Situações como esta já vinham sendo relatadas em outros projetos mantenedores de instâncias MediaWiki1, mas não deixou de ser uma surpresa para a equipe de Tecnologia e Design do projeto Dicionário de Favelas Marielle Franco, que precisou realizar a implantação de cache no sistema para minimizar os efeitos da constante raspagem de conteúdo do site. Este cenário levou a equipe a uma reflexão importante sobre como lidar com essa situação, visto que a solução mais óbvia (bloquear os acessos de robôs na plataforma) não seria necessariamente a ideal para a missão de uma plataforma de conhecimento aberto como a Wikifavelas. Mas, antes de adentrar nesse debate, vale fazermos aqui uma primeira explicação sobre como o ChaGPT e similares fazem buscas por conteúdo na Internet.

Como as ferramentas de IA varrem a Internet?

Primeiramente, é importante destacar que, em geral, ferramentas de IA generativa não realizam buscas diretamente na Internet quando o usuário faz uma consulta. Essa funcionalidade, apesar de presente em alguns Large Language Models – LLMs2, está usualmente disponível apenas nas versões pagas, secundária para o funcionamento principal dessa tecnologia. O que acontece, geralmente, é que o usuário faz consultas em suas bases de dados próprias, sobre a qual o modelo de linguagem foi treinado para responder os seus usuários.3

Ou seja, em vez de buscar em tempo real na Internet e ver o que os principais resultados de sites e conteúdos dizem como sendo a “informação verdadeira” que deve ser passada para o usuário para responder uma consulta, as ferramentas de IA generativa consultam uma “verdade” que foi construída a partir do trabalho matemático em cima dos dados que a empresa, dona da ferramenta, possui armazenados.

É importante falar que esses dados não são neutros, pelo contrário, reproduzem uma visão de mundo enquadrada pelas empresas que produzem as ferramentas de IA e, por isso, são carregados de vieses de gênero e raça, além de serem reflexos de uma visão de mundo centrada no Norte Global. Ou seja, para nós do Sul Global e especialmente para as favelas e periferias, essa é uma tecnologia estrangeira que invade nossos espaços, virtuais e concretos, para alimentar interesses privados.4

Uma forma bem ilustrativa desse caráter invasor dessas tecnologias é pela própria forma como esses bancos de dados internos das empresas de IA é que existem os robôs raspadores: essas ferramentas, como o próprio nome diz, “raspam” os dados das páginas na Internet e enviam para serem processados e utilizados no treinamento das IAs generativas.5 O comportamento dos robôs é bem diferente de um usuário humano e, por isso, são fáceis de serem detectados e bloqueados pelos administradores de sistemas. Além disso, as próprias empresas de IA fornecem documentação sobre como detectar e bloquear os seus robôs.6

Assim, caso quisesse, o Dicionário de Favelas poderia bloquear o acesso desses robôs e não ter mais seus dados raspados por ferramentas de IA. Não seria uma tarefa simples, visto que novos bots de IA são criados pelos diversos fabricantes com certa frequência, o que torna o esforço de bloqueá-los uma tarefa constante. De fato, esse bloqueio já é feito, em alguma medida, por portais institucionais da Fiocruz, que relatam esse jogo de gato e rato, onde um novo bot surge, é detectado e bloqueado pela equipe. Porém, mais complexo que o debate de “o que pode ser feito” é o de “o que deve ser feito”, pelos motivos que explicaremos a seguir.

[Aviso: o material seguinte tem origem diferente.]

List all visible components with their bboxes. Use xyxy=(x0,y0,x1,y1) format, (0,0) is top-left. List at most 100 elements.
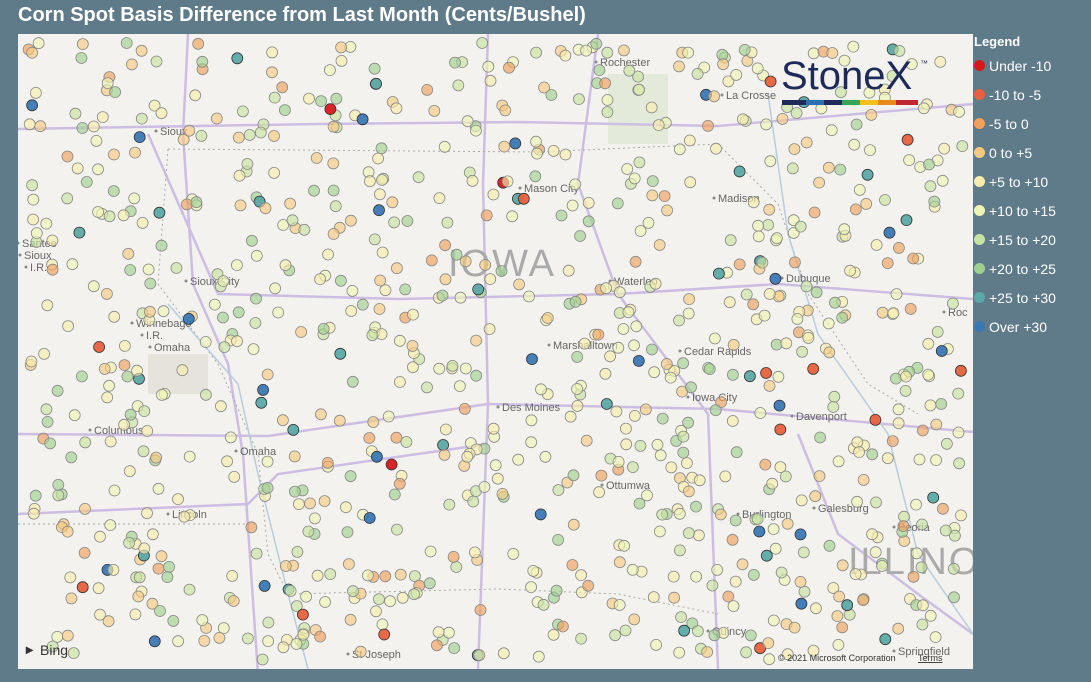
map-dot xyxy=(38,347,51,360)
map-dot xyxy=(863,86,876,99)
map-dot xyxy=(46,640,59,653)
map-dot xyxy=(836,311,849,324)
map-dot xyxy=(810,286,823,299)
map-dot xyxy=(196,614,209,626)
map-dot xyxy=(390,431,403,444)
map-dot xyxy=(564,410,577,423)
map-dot xyxy=(609,629,621,642)
map-dot xyxy=(927,491,940,504)
place-marker xyxy=(166,512,170,516)
map-dot xyxy=(73,226,86,239)
map-dot xyxy=(345,305,358,317)
legend-item[interactable]: 0 to +5 xyxy=(974,138,1091,167)
map-dot xyxy=(496,487,509,500)
map-dot xyxy=(822,161,835,174)
legend-item[interactable]: +5 to +10 xyxy=(974,167,1091,196)
map-dot xyxy=(552,484,565,497)
map-dot xyxy=(747,569,760,581)
map-dot xyxy=(936,174,949,187)
map-dot xyxy=(376,618,389,631)
map-dot xyxy=(363,175,376,188)
legend-item[interactable]: +15 to +20 xyxy=(974,225,1091,254)
map-dot xyxy=(468,546,481,559)
place-label: Davenport xyxy=(796,411,847,423)
map-dot xyxy=(79,436,92,449)
map-dot xyxy=(917,599,929,612)
map-dot xyxy=(433,362,446,375)
place-label: Cedar Rapids xyxy=(684,346,752,358)
place-marker xyxy=(594,60,598,64)
map-dot xyxy=(101,391,114,404)
map-dot xyxy=(861,168,874,181)
map-dot xyxy=(46,234,59,247)
map-dot xyxy=(904,302,917,315)
map-dot xyxy=(146,597,159,610)
map-dot xyxy=(892,417,905,430)
map-dot xyxy=(41,415,54,428)
legend-item[interactable]: Under -10 xyxy=(974,51,1091,80)
map-dot xyxy=(157,305,170,318)
map-dot xyxy=(61,192,74,205)
legend-label: +25 to +30 xyxy=(989,289,1056,306)
map-dot xyxy=(390,262,403,275)
map-dot xyxy=(613,286,626,299)
map-dot xyxy=(231,52,244,65)
legend: Legend Under -10 -10 to -5 -5 to 0 0 to +5 +… xyxy=(974,34,1091,341)
map-dot xyxy=(719,470,732,483)
map-dot xyxy=(708,629,721,642)
legend-item[interactable]: -10 to -5 xyxy=(974,80,1091,109)
map-dot xyxy=(421,381,433,394)
map-dot xyxy=(334,274,347,287)
map-dot xyxy=(869,413,882,426)
legend-item[interactable]: Over +30 xyxy=(974,312,1091,341)
map-dot xyxy=(94,530,106,543)
map-dot xyxy=(684,176,697,189)
map-dot xyxy=(94,608,106,621)
map-dot xyxy=(92,206,104,218)
map-dot xyxy=(98,362,111,375)
map-dot xyxy=(825,124,838,137)
map-dot xyxy=(706,579,719,592)
map-dot xyxy=(487,422,500,435)
map-dot xyxy=(138,542,151,555)
map-dot xyxy=(401,215,414,227)
map-dot xyxy=(665,461,678,474)
map-dot xyxy=(934,55,947,68)
map-dot xyxy=(683,293,695,306)
map-dot xyxy=(232,306,245,319)
map-dot xyxy=(633,156,646,169)
map-dot xyxy=(439,423,452,436)
terms-link[interactable]: Terms xyxy=(918,653,943,663)
map-dot xyxy=(620,422,632,435)
map-dot xyxy=(256,653,269,666)
legend-item[interactable]: +10 to +15 xyxy=(974,196,1091,225)
map-dot xyxy=(916,518,928,531)
map-dot xyxy=(692,625,704,637)
map-dot xyxy=(370,450,383,463)
legend-item[interactable]: +25 to +30 xyxy=(974,283,1091,312)
map-dot xyxy=(760,549,773,562)
place-label: Mason City xyxy=(524,183,580,195)
map-dot xyxy=(46,263,59,276)
map-dot xyxy=(628,172,641,185)
map-dot xyxy=(196,55,209,68)
map-dot xyxy=(619,624,632,637)
map-dot xyxy=(916,618,929,631)
map-dot xyxy=(304,497,316,510)
map-dot xyxy=(620,438,633,451)
map-dot xyxy=(530,46,542,59)
map-dot xyxy=(189,89,202,102)
map-dot xyxy=(254,126,267,139)
map-dot xyxy=(864,144,876,156)
map-dot xyxy=(446,359,459,372)
map-dot xyxy=(284,585,297,597)
legend-item[interactable]: -5 to 0 xyxy=(974,109,1091,138)
map-dot xyxy=(760,118,773,131)
map-dot xyxy=(243,129,256,141)
legend-item[interactable]: +20 to +25 xyxy=(974,254,1091,283)
map-dot xyxy=(108,484,121,497)
map-dot xyxy=(788,143,801,155)
map-dot xyxy=(654,449,667,462)
map-dot xyxy=(482,60,495,73)
map-dot xyxy=(530,135,542,148)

Complexidades e impactos negativos do tráfego de robôs

Antes de respondermos à questão do parágrafo anterior, vale ressaltar que a Wikifavelas não é o primeiro site a se deparar com esse dilema. Por exemplo, grandes portais de notícias como o CNN, BBC, Al Jazeera, optaram por bloquear os bots de IA de serem treinados com base em suas notícias.7 O jornal estadunidense The New York Times, além de bloquear a raspagem de dados por IA, também entrou com um processo na justiça contra a OpenAI alegando que o ChatGPT foi treinado utilizando o conteúdo do jornal sem permissão.8 O NYT afirma também, que a ferramenta agora está competindo com o jornal como uma fonte de informações confiável.9

Este mês foi a vez da Folha de São Paulo fazer o mesmo: em ação contra a OpenIA, o jornal processa a empresa por concorrência desleal e violação de direitos autorais e acusa a BigTech de treinar usar seu conteúdo “sem autorização e sem o pagamento de qualquer remuneração”, driblando os mecanismos de bloqueio de bots do jornal.10

Podemos notar que, para jornais, a decisão de bloquear é clara: as ferramentas de IA estão coletando informação que esses veículos normalmente venderiam, por meio de assinaturas, para seus clientes e distribuindo-a sem contrapartida para esses portais de notícias. Logo, existe um conflito de interesse claro e relativamente simples de ser entendido e resolvido. Mas e no caso de uma plataforma de conhecimento aberta como o Dicionário de Favelas?

A diferença fundamental está na natureza de bem comum digital que projetos como o nosso encarnam. Enquanto um jornal como The New York Times opera sob uma lógica de propriedade intelectual e conteúdo proprietário – sua receita depende diretamente do controle sobre a distribuição de sua produção –, a Wikifavelas se estrutura como um common: um recurso coletivo, construído colaborativamente, de acesso livre e gratuito, orientado pelo interesse público e não pela lucratividade. Seu valor não está na venda de assinaturas ou no monopólio da informação, mas na circulação ampla e irrestrita do conhecimento que produz. É um projeto que entende a informação como um patrimônio da sociedade, não como uma mercadoria. Essa distinção crucial de modelo e propósito nos leva a um cenário de impactos muito específico, também vivido por outras iniciativas semelhantes.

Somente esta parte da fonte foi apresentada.